Despite this fact, auto insurance analysts say that college freshmen can actually find cheaper insurance using several methods. By simply sticking to these suggestions, they point out, younger drivers can slash hundreds of dollars off their insurance premiums.
Parents also have to do their part by teaching their college-bound children the importance of driving safely and maintaining clean driving records. Most drivers whose driving records are tainted at an early age would often suffer from expensive premiums for several years. Traffic citations and moving violations remain on a motorist’s record for several years. Because insurance providers place special importance on their policyholders’ driving records, any grave violations can automatically mean costly insurance.
To further drive the point home, parents can also require their college students to pay for a portion of the insurance costs. This can give them an idea of how it is to shell out hard earned money for insurance. Experts say that the best way for young drivers to understand the value of responsible driving, parents need to guide them while they are still learning how to drive. Parents should also be present in the car during the first few months to give their children useful advice on how to be responsible drivers.
College students should also avoid flashy and expensive cars because they generally cost more to insure. A luxury vehicle can be more costly to insure because they can require special repair services and their replacement parts can be prohibitive. This means that any damage to the car can mean thousands of dollars in expenses of the insurers. To make up for this, insurance companies would pass on the costs to their policyholders in the form of higher insurance rates.

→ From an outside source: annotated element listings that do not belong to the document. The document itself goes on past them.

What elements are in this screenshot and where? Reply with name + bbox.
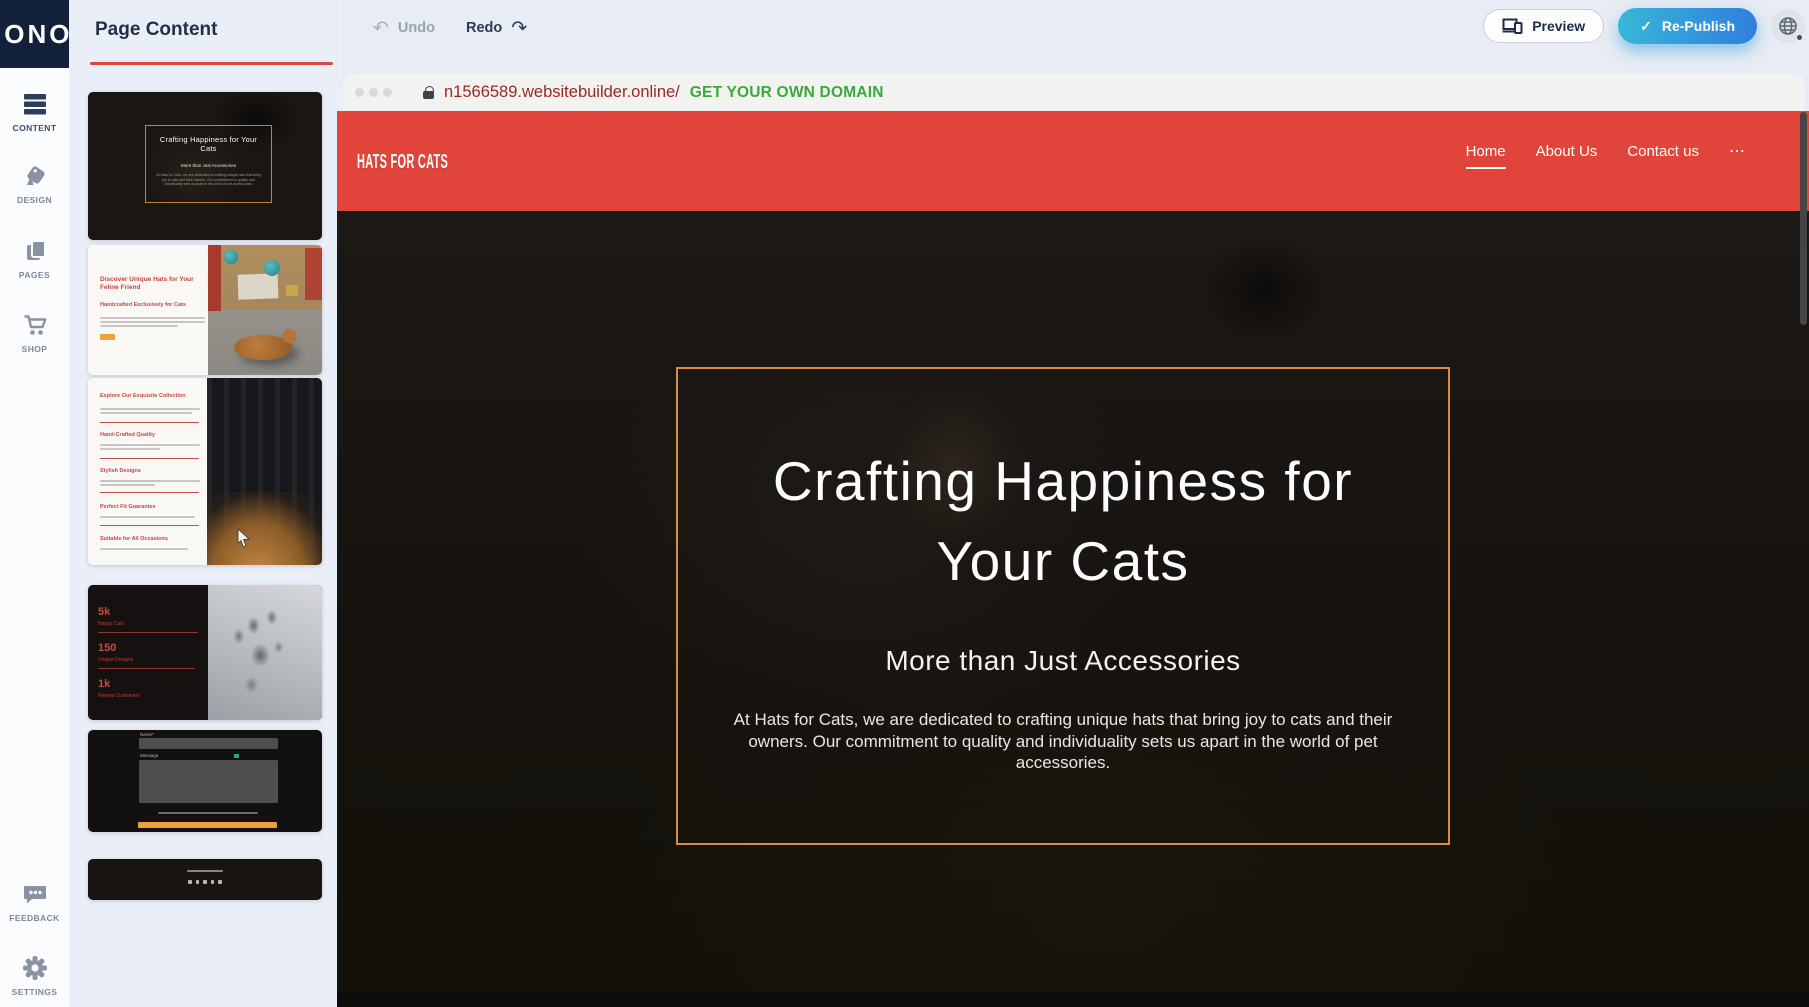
stat-value: 5k: [98, 606, 110, 618]
sidebar-item-label: FEEDBACK: [0, 913, 69, 923]
sidebar-item-content[interactable]: CONTENT: [0, 90, 69, 133]
thumb-discover-heading: Discover Unique Hats for Your Feline Fri…: [100, 276, 200, 292]
hero-selection-box[interactable]: Crafting Happiness forYour Cats More tha…: [676, 367, 1450, 845]
panel-red-divider: [90, 62, 333, 65]
site-logo[interactable]: HATS FOR CATS: [357, 151, 448, 174]
thumb-feature-heading: Explore Our Exquisite Collection: [100, 393, 208, 400]
hero-section[interactable]: Crafting Happiness forYour Cats More tha…: [337, 211, 1809, 1007]
nav-item-home[interactable]: Home: [1466, 143, 1506, 169]
section-thumbnail-discover[interactable]: Discover Unique Hats for Your Feline Fri…: [88, 245, 322, 375]
hero-heading: Crafting Happiness forYour Cats: [678, 441, 1448, 601]
thumb-hero-selection-box: Crafting Happiness for Your Cats More th…: [145, 125, 272, 203]
thumb-discover-subheading: Handcrafted Exclusively for Cats: [100, 302, 205, 308]
section-thumbnail-hero[interactable]: Crafting Happiness for Your Cats More th…: [88, 92, 322, 240]
panel-title: Page Content: [95, 19, 217, 41]
stat-label: Repeat Customers: [98, 693, 140, 699]
text-line-placeholder: [100, 516, 195, 518]
sidebar-item-label: PAGES: [0, 270, 69, 280]
sidebar-item-shop[interactable]: SHOP: [0, 311, 69, 354]
text-line-placeholder: [100, 317, 205, 319]
sidebar-item-label: CONTENT: [0, 123, 69, 133]
text-line-placeholder: [100, 412, 192, 414]
ionos-logo: IONOS: [0, 0, 69, 68]
stat-value: 150: [98, 642, 116, 654]
thumb-discover-photo: [208, 245, 322, 375]
text-line-placeholder: [100, 484, 155, 486]
site-preview-canvas: n1566589.websitebuilder.online/ GET YOUR…: [337, 0, 1809, 1007]
lock-icon: [423, 91, 434, 99]
section-thumbnail-footer[interactable]: [88, 859, 322, 900]
section-thumbnail-stats[interactable]: 5k Happy Cats 150 Unique Designs 1k Repe…: [88, 585, 322, 720]
form-message-textarea: [139, 760, 278, 803]
nav-item-about[interactable]: About Us: [1536, 143, 1598, 167]
text-line-placeholder: [100, 448, 160, 450]
form-name-label: Name*: [140, 732, 154, 737]
hero-paragraph: At Hats for Cats, we are dedicated to cr…: [720, 709, 1406, 774]
footer-social-icons: [88, 880, 322, 884]
ionos-logo-text: IONOS: [0, 0, 69, 68]
form-message-label: Message: [140, 753, 158, 758]
thumb-discover-button: [100, 334, 115, 340]
site-url: n1566589.websitebuilder.online/: [444, 83, 680, 102]
pages-icon: [21, 237, 49, 265]
sidebar-item-label: SETTINGS: [0, 987, 69, 997]
form-submit-button: [138, 822, 277, 828]
website-builder-app: IONOS CONTENT DESIGN PAGES: [0, 0, 1809, 1007]
sidebar-item-feedback[interactable]: FEEDBACK: [0, 880, 69, 923]
text-line-placeholder: [187, 870, 223, 872]
divider-line: [100, 525, 199, 526]
text-line-placeholder: [100, 444, 200, 446]
left-nav-rail: CONTENT DESIGN PAGES SHOP: [0, 68, 69, 1007]
divider-line: [98, 668, 195, 669]
stat-label: Happy Cats: [98, 621, 124, 627]
divider-line: [100, 422, 199, 423]
divider-line: [100, 458, 199, 459]
text-line-placeholder: [100, 408, 200, 410]
settings-gear-icon: [21, 954, 49, 982]
get-your-own-domain-link[interactable]: GET YOUR OWN DOMAIN: [690, 84, 884, 102]
thumb-hero-heading: Crafting Happiness for Your Cats: [154, 135, 263, 153]
nav-item-contact[interactable]: Contact us: [1627, 143, 1699, 167]
site-header: HATS FOR CATS Home About Us Contact us ⋯: [337, 111, 1809, 211]
sidebar-item-label: DESIGN: [0, 195, 69, 205]
form-attachment-icon: [234, 754, 239, 758]
content-icon: [21, 90, 49, 118]
page-content-panel: Page Content Crafting Happiness for Your…: [69, 0, 343, 1007]
sidebar-item-settings[interactable]: SETTINGS: [0, 954, 69, 997]
preview-scrollbar[interactable]: [1800, 112, 1807, 325]
text-line-placeholder: [100, 321, 205, 323]
feedback-bubble-icon: [21, 880, 49, 908]
sidebar-item-pages[interactable]: PAGES: [0, 237, 69, 280]
window-buttons: [355, 88, 392, 97]
divider-line: [98, 632, 198, 633]
thumb-features-photo: [207, 378, 322, 565]
text-line-placeholder: [100, 548, 188, 550]
thumb-feature-heading: Stylish Designs: [100, 468, 208, 475]
form-name-input: [139, 738, 278, 749]
thumb-hero-paragraph: At Hats for Cats, we are dedicated to cr…: [156, 173, 261, 187]
divider-line: [100, 492, 199, 493]
thumb-feature-heading: Perfect Fit Guarantee: [100, 504, 208, 511]
section-thumbnail-features[interactable]: Explore Our Exquisite Collection Hand-Cr…: [88, 378, 322, 565]
section-thumbnail-contact-form[interactable]: Name* Message: [88, 730, 322, 832]
text-line-placeholder: [100, 325, 178, 327]
sidebar-item-design[interactable]: DESIGN: [0, 162, 69, 205]
thumb-feature-heading: Hand-Crafted Quality: [100, 432, 208, 439]
thumb-feature-heading: Suitable for All Occasions: [100, 536, 208, 543]
hero-subheading: More than Just Accessories: [678, 645, 1448, 677]
nav-more-icon[interactable]: ⋯: [1729, 141, 1746, 161]
stat-label: Unique Designs: [98, 657, 133, 663]
text-line-placeholder: [158, 812, 258, 814]
design-icon: [21, 162, 49, 190]
text-line-placeholder: [100, 480, 200, 482]
sidebar-item-label: SHOP: [0, 344, 69, 354]
thumb-hero-subheading: More than Just Accessories: [154, 163, 263, 168]
stat-value: 1k: [98, 678, 110, 690]
browser-url-bar: n1566589.websitebuilder.online/ GET YOUR…: [343, 74, 1805, 111]
next-section-edge: [337, 992, 1809, 1007]
site-nav: Home About Us Contact us ⋯: [1466, 143, 1746, 169]
thumb-stats-photo: [208, 585, 322, 720]
shop-cart-icon: [21, 311, 49, 339]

Also, college freshmen can hone their driving skills by enrolling in defensive driving programs. Most insurers have accredited driving schools where policyholders can enroll in. Insurers consider young motorists who take part in these classes as responsible drivers, resulting in lower premiums. Students who perform well in college can also qualify for cheaper insurance using “good student” discounts. Basically, insurers consider academic achievers as responsible drivers.